А потом в театр стали приглашать режиссёров, которых я называю дураками…
 
— Откуда они появлялись?
 
— В какой-то момент из театра ушёл главный режиссёр, и наступил период безвластия — «безрежиссёрья». Спасая ситуацию, в театр стали приглашать кого ни попадя. Самое главное, чтобы подешевле и побыстрее. И началась череда поделок, в которых было мучительно участвовать. Сложно работать с режиссёрами, которые сами не понимают, чего они хотят. Всё время возникало ощущение (опасное ощущение, сейчас я это хорошо понимаю), что ты как артист умнее режиссёра, который тебе что-то рассказывает про пьесу.
 
С момента окончания актёрского отделения я начал преподавать и привязался к школе. И через институт стал что-то понимать о театре. Когда я получил актёрское образование, думал, что я всё, абсолютно всё знаю.
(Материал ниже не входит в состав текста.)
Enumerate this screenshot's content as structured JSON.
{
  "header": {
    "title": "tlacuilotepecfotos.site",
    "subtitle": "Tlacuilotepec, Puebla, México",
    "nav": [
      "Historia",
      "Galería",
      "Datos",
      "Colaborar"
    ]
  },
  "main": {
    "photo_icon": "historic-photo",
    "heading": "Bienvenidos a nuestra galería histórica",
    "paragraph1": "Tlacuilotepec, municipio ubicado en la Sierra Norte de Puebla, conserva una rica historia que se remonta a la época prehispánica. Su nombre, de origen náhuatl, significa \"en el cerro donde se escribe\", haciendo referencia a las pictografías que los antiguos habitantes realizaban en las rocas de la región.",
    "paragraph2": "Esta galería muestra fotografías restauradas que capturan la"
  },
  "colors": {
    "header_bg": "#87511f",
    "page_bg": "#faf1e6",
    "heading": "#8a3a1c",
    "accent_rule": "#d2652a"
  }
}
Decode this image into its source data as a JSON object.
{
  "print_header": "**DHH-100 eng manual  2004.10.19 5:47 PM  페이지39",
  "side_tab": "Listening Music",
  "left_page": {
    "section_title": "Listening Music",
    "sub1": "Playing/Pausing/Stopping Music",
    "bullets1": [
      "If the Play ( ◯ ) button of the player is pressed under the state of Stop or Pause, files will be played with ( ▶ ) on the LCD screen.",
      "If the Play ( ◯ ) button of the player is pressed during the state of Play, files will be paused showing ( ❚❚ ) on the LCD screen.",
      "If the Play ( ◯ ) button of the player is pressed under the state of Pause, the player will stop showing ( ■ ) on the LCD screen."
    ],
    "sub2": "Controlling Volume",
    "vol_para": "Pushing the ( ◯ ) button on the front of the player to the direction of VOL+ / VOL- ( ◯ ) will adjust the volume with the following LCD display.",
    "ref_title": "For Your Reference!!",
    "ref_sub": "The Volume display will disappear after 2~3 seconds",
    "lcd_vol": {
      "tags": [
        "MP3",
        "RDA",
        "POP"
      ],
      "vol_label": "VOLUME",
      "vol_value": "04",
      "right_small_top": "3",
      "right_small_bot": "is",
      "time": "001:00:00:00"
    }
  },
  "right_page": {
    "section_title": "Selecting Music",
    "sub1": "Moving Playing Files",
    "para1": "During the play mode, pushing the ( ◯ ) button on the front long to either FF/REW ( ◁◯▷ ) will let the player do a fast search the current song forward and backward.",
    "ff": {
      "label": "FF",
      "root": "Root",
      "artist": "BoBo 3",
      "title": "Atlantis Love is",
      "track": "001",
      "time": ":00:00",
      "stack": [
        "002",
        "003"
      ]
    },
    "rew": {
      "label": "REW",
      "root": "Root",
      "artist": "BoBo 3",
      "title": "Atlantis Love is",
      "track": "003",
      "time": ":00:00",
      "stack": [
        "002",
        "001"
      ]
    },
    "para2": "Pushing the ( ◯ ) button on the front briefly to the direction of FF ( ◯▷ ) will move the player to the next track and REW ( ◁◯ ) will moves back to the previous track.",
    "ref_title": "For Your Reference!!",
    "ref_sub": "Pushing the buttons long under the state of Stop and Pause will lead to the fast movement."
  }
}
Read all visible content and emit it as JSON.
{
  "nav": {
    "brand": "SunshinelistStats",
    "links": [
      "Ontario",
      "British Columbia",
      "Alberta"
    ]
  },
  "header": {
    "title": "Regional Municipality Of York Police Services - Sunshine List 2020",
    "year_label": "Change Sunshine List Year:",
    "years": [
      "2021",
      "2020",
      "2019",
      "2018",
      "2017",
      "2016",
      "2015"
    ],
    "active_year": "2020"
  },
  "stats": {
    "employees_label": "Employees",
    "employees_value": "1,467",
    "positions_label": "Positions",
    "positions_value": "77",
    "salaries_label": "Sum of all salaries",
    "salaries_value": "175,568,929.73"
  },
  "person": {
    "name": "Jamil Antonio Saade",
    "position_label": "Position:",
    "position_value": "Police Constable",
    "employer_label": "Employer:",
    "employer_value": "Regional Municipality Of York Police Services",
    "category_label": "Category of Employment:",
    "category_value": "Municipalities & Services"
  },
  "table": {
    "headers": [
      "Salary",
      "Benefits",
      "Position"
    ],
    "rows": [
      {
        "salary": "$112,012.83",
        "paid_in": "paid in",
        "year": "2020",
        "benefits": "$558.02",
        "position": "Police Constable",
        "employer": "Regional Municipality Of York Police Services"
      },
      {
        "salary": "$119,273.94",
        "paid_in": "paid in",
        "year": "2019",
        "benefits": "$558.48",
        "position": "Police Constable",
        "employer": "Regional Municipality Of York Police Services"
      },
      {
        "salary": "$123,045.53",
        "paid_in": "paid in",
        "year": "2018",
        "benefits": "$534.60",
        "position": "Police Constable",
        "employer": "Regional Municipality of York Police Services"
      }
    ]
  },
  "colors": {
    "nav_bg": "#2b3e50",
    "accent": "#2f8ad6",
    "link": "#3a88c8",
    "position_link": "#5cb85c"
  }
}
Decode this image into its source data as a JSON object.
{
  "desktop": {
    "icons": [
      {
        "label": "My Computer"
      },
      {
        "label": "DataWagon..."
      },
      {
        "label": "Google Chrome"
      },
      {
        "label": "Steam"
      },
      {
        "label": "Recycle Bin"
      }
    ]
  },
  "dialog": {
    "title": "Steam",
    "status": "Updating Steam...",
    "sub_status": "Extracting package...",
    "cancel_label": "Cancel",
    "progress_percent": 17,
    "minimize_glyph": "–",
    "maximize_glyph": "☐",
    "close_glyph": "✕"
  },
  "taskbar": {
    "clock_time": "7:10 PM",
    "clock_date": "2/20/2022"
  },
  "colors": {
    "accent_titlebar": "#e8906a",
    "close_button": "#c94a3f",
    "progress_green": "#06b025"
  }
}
А когда начал проходить этот же путь во второй раз, в качестве педагога, вдруг понял, что не знаю ничего.
 
За это время я стал известным артистом, у меня появились главные роли. Но однажды один из режиссёров, с которым я работал, сказал: «Слушай, тебе надо учиться на режиссёра, у тебя другие мозги». В институте, где я преподавал, открылся набор на режиссёрский факультет. Его набирал известный мастер Иосиф Радун. Я был наглым дураком, позволил себе с ним поспорить, и он меня не взял: сказал, что не знает, чему меня учить. Но через год Иосиф Вениаминович сам пригласил меня на второй курс. Институт я окончил «без отрыва от производства»: продолжал работать артистом и педагогом по актёрскому мастерству, а впоследствии и режиссёром в театре.
 
— Ваша режиссёрская судьба складывалась так же счастливо, как и актёрская?
 
— Ой, нет. Были моменты, когда меня так размазывали… Помню, на гастролях в Киеве никак не начинали наш спектакль «До третьих петухов» Шукшина. Прибегает директор и говорит: «Надо посадить вот этих!». Вижу, идёт красивая пара: мужчина в шикарном костюме, женщина, в ушах которой сверкают бриллианты. А зрителей в зале — битком. Женщину мы посадили прямо на сцене на табуретку, а мужчина вынужден был сесть у её ног. Спектакль прошёл прекрасно. Женщина так хохотала, что даже тушь потекла. На следующий день был приём в ЦК компартии Украины, и я её увидел. Оказалось, что она третий секретарь по идеологии. «Спектакль мне очень понравился, но играть его вы не будете», — сказала она. У этого спектакля была сложная судьба. Впрочем, когда Брежнев умер, мы его с грандиозным успехом играли.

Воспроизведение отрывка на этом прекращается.